Dream Weaver

Frame And Fortune

Picture frames have long been considered perfect gifts because just about everyone can use them. But what could possibly be new in the age-old world of frames?

Plenty. According to Laura Caiaccia, editor of Picture Framing magazine, framing trends usually follow home decor and furnishing trends, so changes appear as often as new "looks" do.

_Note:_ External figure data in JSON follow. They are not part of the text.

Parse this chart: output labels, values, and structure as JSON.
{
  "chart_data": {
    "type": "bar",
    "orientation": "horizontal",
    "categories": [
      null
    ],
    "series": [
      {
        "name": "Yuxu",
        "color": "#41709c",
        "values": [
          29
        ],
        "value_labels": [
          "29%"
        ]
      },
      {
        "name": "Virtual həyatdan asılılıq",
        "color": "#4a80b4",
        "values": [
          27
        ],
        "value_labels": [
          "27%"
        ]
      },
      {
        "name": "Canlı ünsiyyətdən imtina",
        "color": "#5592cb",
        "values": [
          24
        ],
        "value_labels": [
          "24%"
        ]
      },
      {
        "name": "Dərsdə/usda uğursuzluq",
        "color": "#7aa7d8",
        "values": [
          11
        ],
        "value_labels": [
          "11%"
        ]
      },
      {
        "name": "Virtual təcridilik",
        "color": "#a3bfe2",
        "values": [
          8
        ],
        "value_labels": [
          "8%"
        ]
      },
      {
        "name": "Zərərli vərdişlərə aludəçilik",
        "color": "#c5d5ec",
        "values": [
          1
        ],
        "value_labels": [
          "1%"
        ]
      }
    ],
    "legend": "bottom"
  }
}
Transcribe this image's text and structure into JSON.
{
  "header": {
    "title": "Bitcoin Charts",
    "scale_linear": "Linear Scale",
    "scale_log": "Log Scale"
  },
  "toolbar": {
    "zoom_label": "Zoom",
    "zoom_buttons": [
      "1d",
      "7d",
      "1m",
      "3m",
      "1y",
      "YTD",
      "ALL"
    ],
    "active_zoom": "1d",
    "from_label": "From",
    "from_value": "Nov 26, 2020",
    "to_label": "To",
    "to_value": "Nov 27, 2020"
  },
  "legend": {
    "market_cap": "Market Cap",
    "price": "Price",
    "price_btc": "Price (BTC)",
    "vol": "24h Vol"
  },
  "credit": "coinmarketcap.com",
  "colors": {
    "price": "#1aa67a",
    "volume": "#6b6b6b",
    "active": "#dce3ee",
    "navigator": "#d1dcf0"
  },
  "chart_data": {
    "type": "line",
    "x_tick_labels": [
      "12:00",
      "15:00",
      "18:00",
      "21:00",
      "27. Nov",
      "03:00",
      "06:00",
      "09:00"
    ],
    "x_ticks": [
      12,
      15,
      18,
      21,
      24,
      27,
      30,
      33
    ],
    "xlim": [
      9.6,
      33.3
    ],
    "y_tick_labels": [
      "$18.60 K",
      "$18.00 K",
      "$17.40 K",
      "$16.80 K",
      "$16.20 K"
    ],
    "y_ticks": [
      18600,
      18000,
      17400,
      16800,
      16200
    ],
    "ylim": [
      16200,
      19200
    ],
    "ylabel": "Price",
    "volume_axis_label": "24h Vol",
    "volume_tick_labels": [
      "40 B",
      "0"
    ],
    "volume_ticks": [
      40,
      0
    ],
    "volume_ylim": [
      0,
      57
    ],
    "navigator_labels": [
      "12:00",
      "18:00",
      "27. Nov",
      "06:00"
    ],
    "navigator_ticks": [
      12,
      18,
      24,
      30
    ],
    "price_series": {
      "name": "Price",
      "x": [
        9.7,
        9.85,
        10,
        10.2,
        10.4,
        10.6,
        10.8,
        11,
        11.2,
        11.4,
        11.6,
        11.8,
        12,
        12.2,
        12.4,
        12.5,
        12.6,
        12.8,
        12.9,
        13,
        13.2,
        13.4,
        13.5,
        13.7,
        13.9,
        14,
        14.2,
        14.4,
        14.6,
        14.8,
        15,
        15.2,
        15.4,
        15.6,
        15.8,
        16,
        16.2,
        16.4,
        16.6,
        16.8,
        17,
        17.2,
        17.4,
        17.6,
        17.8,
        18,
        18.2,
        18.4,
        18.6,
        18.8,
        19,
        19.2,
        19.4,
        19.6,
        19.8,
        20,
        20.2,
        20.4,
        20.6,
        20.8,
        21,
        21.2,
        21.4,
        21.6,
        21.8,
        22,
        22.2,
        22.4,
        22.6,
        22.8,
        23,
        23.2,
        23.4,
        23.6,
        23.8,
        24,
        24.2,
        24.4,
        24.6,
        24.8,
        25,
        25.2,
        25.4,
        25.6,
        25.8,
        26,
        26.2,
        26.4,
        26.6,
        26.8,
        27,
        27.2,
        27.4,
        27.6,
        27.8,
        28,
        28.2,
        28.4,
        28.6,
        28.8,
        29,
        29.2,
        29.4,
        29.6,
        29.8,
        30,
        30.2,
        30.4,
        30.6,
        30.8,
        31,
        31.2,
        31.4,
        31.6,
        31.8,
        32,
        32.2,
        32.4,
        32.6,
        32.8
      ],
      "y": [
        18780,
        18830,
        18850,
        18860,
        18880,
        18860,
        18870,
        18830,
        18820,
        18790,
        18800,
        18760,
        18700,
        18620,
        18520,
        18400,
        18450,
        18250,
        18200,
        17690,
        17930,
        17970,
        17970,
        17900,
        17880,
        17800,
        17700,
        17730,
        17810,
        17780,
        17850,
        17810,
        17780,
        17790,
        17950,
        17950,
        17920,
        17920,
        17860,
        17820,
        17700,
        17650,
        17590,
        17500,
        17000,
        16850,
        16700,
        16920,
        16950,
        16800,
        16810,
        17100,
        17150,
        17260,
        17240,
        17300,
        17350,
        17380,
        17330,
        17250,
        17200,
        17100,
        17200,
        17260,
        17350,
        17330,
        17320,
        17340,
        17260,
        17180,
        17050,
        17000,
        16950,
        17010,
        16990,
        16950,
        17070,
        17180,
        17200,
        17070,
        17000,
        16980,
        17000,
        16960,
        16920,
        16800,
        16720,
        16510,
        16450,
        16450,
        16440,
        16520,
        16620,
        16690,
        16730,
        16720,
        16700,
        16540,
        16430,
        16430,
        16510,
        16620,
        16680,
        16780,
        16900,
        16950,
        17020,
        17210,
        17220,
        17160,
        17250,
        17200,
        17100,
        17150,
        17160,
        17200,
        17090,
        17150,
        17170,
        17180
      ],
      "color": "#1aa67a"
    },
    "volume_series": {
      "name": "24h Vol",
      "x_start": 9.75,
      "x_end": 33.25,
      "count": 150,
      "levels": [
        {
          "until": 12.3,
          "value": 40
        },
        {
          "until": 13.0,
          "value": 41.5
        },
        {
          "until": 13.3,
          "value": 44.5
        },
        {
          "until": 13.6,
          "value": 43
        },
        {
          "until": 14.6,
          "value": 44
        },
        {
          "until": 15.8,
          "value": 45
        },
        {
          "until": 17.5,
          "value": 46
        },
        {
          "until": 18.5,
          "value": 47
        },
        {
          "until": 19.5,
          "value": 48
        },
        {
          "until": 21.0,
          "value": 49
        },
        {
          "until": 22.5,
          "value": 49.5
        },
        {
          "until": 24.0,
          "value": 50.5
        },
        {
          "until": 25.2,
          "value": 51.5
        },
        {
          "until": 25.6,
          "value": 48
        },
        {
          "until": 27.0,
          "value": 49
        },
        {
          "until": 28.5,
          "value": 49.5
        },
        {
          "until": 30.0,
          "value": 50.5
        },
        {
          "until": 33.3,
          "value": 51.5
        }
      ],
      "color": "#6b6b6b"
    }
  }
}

Smart business owners are getting the picture: When it comes to finding the hottest new frames, they're staying focused on what catches the customer's eye.

"People are interested in collecting objects right now, so we've been seeing a lot of shadowboxes, which are part frame and part display case," says Caiaccia. "People who have collections can display them in a frame and not on a shelf, where they'll collect dust."

FrameMica in Bohemia, New York, developed "The Boxers"--a line of shadowboxes that can be stacked one behind the next to contain larger objects, such as sports memorabilia and model trains.

Another innovative company capturing the modern framing spirit is TL Horton Design Inc. in Dallas, whose Urban Dweller frames are forged from torched copper and other materials used to erect city skyscrapers.

And Icebox Graphics in Encinitas, California, sells Ice Box Art, a line of magnetic photo frames and corners that help turn refrigerator doors into domestic galleries.